Authors worry most about copyright restrictions imposed by their publishers. On this topic, it is important to point out that Open Access publishers do not have any copyright restrictions at all: they allow the copyright to remain with the author of an article and they permit the author to do anything he or she wants with the article, including making unlimited numbers of copies for distribution, using them for teaching and so forth. This is quite unlike the restrictions imposed by many traditional publishers who require the author to relinquish copyright to the publisher and lay down strict rules about how the article may be used by the author and others. So with respect to self-archiving in repositories, authors worry that the publisher, who in most cases holds the copyright, will not permit this activity. In fact,
over 60% of journals do allow self-archiving of the final, peer-reviewed version of an article (the ‘postprint’) and a further 32% allow the author to self-archive the ‘preprint’, the article before it has been peer reviewed.
Authors also worry about how easy it might be to deposit an article in their repository.
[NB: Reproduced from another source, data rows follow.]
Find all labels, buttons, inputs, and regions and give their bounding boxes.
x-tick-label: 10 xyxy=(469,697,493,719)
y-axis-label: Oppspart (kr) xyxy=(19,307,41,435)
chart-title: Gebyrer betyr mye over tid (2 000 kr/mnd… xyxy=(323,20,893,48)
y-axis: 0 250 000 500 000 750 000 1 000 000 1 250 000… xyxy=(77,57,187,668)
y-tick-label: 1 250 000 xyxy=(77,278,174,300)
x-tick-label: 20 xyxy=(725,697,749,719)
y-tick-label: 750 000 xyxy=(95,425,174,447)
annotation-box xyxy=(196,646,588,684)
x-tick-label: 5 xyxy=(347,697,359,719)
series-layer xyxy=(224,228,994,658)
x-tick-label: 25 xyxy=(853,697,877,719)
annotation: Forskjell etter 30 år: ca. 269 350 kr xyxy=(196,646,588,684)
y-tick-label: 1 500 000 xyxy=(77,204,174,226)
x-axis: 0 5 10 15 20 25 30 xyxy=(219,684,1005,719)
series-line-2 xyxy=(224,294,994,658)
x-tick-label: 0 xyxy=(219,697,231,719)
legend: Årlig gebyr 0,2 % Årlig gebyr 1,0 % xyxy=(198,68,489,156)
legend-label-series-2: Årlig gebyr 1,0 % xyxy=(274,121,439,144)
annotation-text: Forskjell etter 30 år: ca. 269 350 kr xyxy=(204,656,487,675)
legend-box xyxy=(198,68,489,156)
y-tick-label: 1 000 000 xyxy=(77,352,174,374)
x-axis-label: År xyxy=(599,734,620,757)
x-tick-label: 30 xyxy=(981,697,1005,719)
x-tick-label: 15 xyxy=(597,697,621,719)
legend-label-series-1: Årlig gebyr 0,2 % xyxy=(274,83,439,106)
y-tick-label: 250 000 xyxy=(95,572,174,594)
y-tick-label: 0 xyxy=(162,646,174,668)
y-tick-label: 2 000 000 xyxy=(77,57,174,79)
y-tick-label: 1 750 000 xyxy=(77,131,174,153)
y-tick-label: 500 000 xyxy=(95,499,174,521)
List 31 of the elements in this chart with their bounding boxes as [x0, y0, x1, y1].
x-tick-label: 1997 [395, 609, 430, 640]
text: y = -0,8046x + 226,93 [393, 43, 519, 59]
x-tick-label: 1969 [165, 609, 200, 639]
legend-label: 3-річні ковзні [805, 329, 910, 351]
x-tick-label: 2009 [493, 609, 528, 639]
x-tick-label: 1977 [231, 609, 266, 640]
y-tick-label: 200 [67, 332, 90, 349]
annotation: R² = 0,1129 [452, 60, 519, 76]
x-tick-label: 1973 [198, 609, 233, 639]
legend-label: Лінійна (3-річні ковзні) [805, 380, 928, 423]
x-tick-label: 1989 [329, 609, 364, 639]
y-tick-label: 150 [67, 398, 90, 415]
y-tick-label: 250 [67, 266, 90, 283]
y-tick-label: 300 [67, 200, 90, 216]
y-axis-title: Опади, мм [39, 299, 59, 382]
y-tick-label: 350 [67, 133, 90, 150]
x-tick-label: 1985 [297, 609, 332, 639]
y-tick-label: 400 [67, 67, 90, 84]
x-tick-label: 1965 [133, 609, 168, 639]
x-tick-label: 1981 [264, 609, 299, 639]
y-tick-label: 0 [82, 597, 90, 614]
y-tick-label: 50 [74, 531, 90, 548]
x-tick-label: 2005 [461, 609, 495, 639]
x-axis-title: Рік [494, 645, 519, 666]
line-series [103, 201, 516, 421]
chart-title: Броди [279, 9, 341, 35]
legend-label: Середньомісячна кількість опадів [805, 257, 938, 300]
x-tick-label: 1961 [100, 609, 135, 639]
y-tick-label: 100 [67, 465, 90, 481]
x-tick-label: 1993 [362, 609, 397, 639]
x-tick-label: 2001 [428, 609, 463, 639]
The process is very simple, consisting of a series of steps for filling in a form that the repository software provides. Details required include the article metadata (authors’ names, affiliations, title of the article and so on) and some other information about the type of article it is and whether it has been peer reviewed; there is an uploading step where the article file is sent to the repository; and there are a few final pieces of information to fill in. The whole process is not unlike the procedure for submitting an article to a journal through the publisher’s online submission system. Researchers who were
surveyed about this told us that they found the process generally easy. We also know from an
examination of log files at one large repository that it takes just a few minutes to do.